(ANNews) – Carter Yellowbird isn’t afraid of taking chances. In fact, trying new things has proved a recipe for success in his life and career in business.
Yellowbird, of Samson Cree Nation, was just 16 years old when he left his home in Maskwacis for the first time for sunny California—an adventure that helped steer him toward his first career, which was in professional rodeo. Years later, he moved halfway across the world to Paris to ride in Buffalo Bill’s Wild West Show at Euro Disney.
Both experiences were life-changing and helped him understand himself and his culture.
“Before I went to California, I wanted to get away. I said, ‘I’m moving away. I hate the community. I don’t want to be part of the community.’ What I didn’t realize is, wherever I run, there I am,” remembers Yellowbird. “I was running away from myself.”
Take a chance on yourself
Today, Yellowbird is a business consultant who advises First Nations on how to diversify investment portfolios. He attributes his successes, which also include a bachelor’s degree in native studies from the University of Alberta and a Master of Business Administration from Athabasca University, to that willingness to take chances.
“What I always taught my boy, Shay—he’s a councillor with Samson Cree Nation—is that you need to think outside the box. You can’t be afraid to take chances.”
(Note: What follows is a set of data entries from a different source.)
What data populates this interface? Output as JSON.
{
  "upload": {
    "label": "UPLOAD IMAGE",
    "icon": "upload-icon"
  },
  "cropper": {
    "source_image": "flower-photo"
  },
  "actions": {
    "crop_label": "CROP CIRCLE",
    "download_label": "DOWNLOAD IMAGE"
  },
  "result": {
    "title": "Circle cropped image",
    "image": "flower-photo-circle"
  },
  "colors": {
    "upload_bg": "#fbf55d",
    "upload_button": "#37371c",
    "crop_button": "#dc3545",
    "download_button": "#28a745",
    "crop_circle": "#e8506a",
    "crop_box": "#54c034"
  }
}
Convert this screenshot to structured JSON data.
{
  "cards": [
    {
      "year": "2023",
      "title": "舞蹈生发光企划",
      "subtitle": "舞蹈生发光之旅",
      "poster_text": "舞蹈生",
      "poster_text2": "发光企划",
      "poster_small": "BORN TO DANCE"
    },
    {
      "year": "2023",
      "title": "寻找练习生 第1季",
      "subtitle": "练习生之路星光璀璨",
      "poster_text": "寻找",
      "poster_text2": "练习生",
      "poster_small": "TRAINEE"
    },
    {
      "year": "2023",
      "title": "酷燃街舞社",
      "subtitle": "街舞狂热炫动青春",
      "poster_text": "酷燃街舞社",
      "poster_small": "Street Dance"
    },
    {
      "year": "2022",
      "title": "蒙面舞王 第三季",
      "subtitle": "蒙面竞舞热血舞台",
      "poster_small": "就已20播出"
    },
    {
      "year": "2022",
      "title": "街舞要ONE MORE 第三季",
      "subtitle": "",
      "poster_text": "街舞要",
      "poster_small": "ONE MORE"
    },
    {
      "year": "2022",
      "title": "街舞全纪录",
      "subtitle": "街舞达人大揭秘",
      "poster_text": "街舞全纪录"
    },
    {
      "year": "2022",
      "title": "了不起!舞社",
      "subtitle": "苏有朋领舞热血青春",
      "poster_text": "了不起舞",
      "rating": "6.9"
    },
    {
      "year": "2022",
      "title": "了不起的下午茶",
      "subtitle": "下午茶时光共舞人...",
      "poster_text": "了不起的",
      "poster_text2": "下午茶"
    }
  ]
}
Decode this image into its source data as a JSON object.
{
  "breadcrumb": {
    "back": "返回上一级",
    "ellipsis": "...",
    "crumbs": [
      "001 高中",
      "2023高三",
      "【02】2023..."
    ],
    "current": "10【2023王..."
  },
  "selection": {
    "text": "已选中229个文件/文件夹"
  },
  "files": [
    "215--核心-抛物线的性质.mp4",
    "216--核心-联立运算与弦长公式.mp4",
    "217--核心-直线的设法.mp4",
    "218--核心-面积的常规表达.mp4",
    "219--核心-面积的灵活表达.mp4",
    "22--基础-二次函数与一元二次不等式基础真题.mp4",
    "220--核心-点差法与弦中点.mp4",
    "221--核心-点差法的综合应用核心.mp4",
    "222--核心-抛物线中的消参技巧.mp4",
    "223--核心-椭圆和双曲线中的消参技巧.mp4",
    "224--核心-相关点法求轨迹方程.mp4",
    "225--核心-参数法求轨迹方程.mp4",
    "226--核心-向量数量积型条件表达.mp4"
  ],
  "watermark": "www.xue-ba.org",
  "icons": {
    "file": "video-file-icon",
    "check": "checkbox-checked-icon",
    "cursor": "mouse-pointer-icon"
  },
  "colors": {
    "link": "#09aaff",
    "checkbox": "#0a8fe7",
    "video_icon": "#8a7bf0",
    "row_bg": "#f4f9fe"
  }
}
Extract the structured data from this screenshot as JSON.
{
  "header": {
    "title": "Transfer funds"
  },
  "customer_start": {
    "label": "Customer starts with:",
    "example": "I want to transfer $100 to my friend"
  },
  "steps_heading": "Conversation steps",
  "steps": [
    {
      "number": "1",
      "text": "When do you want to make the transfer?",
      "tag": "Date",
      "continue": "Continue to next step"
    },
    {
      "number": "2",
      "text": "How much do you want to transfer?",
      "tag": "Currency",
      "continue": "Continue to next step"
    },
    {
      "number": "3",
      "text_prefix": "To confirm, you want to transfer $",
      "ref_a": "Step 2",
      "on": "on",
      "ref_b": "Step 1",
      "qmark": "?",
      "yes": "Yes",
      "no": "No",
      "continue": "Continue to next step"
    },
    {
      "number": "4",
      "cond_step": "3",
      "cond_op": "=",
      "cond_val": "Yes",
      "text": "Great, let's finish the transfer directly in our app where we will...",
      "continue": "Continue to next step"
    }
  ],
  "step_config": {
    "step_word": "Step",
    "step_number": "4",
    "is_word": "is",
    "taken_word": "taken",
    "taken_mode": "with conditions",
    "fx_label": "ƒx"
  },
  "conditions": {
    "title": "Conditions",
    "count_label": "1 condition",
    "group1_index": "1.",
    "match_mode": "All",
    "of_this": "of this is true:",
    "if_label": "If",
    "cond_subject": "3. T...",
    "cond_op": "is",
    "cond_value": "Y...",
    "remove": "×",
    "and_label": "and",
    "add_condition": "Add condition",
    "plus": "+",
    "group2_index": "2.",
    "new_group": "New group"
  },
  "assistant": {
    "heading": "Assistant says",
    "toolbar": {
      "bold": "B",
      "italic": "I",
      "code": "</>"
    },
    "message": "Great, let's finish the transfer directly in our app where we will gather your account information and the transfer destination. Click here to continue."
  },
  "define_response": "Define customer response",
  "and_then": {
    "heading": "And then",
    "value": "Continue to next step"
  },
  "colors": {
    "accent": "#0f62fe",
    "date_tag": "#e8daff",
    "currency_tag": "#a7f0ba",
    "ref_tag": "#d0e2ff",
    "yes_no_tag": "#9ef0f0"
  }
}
That’s a message he often shares with other young Indigenous people, especially those who may be thinking about enrolling in university. While Yellowbird followed opportunities that took him to other countries, he recognizes that’s not possible for everyone. The reality is, many people living on reserve do not have the ability or desire to leave home for a variety of reasons.
“It’s the fear of being out there, away from the reserve, which is challenging for a lot of people.”
Study without leaving home
Yellowbird says online programs like those offered at Athabasca University (AU) “are perfect” for people from First Nations and isolated communities, “because the education can come to you.” AU’s open learning model also means anyone 16 years or older can pursue a degree.
“We have to bring the education to them,” Yellowbird says.
Embrace culture and new opportunities
As much as Yellowbird values his experiences living and working in Europe, he did experience culture shock and loneliness. He overcame this, he says, by embracing his culture. “I reached back to my roots, to my people, to the Elders, and asked for prayers. I used my Traditional Knowledge.”
Yellowbird says he would not have found success if he had not been open to new opportunities and experiences. That’s advice he often shares with the next generation.
“Look beyond reserve boundaries and look for opportunities out there because society is changing now,” he says. “Society is changing with different segments in life. Technology and changing diversity are key elements that can benefit anyone to advance in today’s fast-paced society.”
Education and economic development lead to “wellness”
Education is one of those opportunities that Yellowbird strongly believes can help counteract challenges closer to First Nations.
“Education is a key component that can help deal with challenges for many nations—unemployment, clean drinking water, and health, to name a few,” he says. “We need to incorporate unique innovative strategies to face challenges, and work closer with government and industry to assist First Nations with these challenges. We need to show them the doors and give them the tools and support to open the doors.”
Yellowbird believes economic development is the key element for wellness. “The people need to be given a chance to heal themselves through economic development,” he says. “Economic development creates goals and objectives, which is a form of wellness.”
Seek inspiration in others
Yellowbird’s career is far from a straight line. After an injury ended his career in rodeo, he returned home to complete his high school equivalency before turning his attention to post-secondary and then a career in business.
Yellowbird says there is value in learning from the experiences and example of others.
“I always tell people to look outside and see who else has made it out there, because they have a recipe for success to share with the people. Those are the ones we need to reach out to and to bring back their stories to give the Nations and other youth tools to get out there as well.”
Giving back to the community
Every year, AU awards $1,500 to an Indigenous student through the Carter Yellowbird Indigenous Bursary. Yellowbird says the bursary is meant to provide assistance to help students overcome challenges they may face.
“Hopefully it will help some other people, whether it helps with gas, helps with their tuition, food, whatever it takes. I just hope that it helps for a First Nations student to reach their goal.”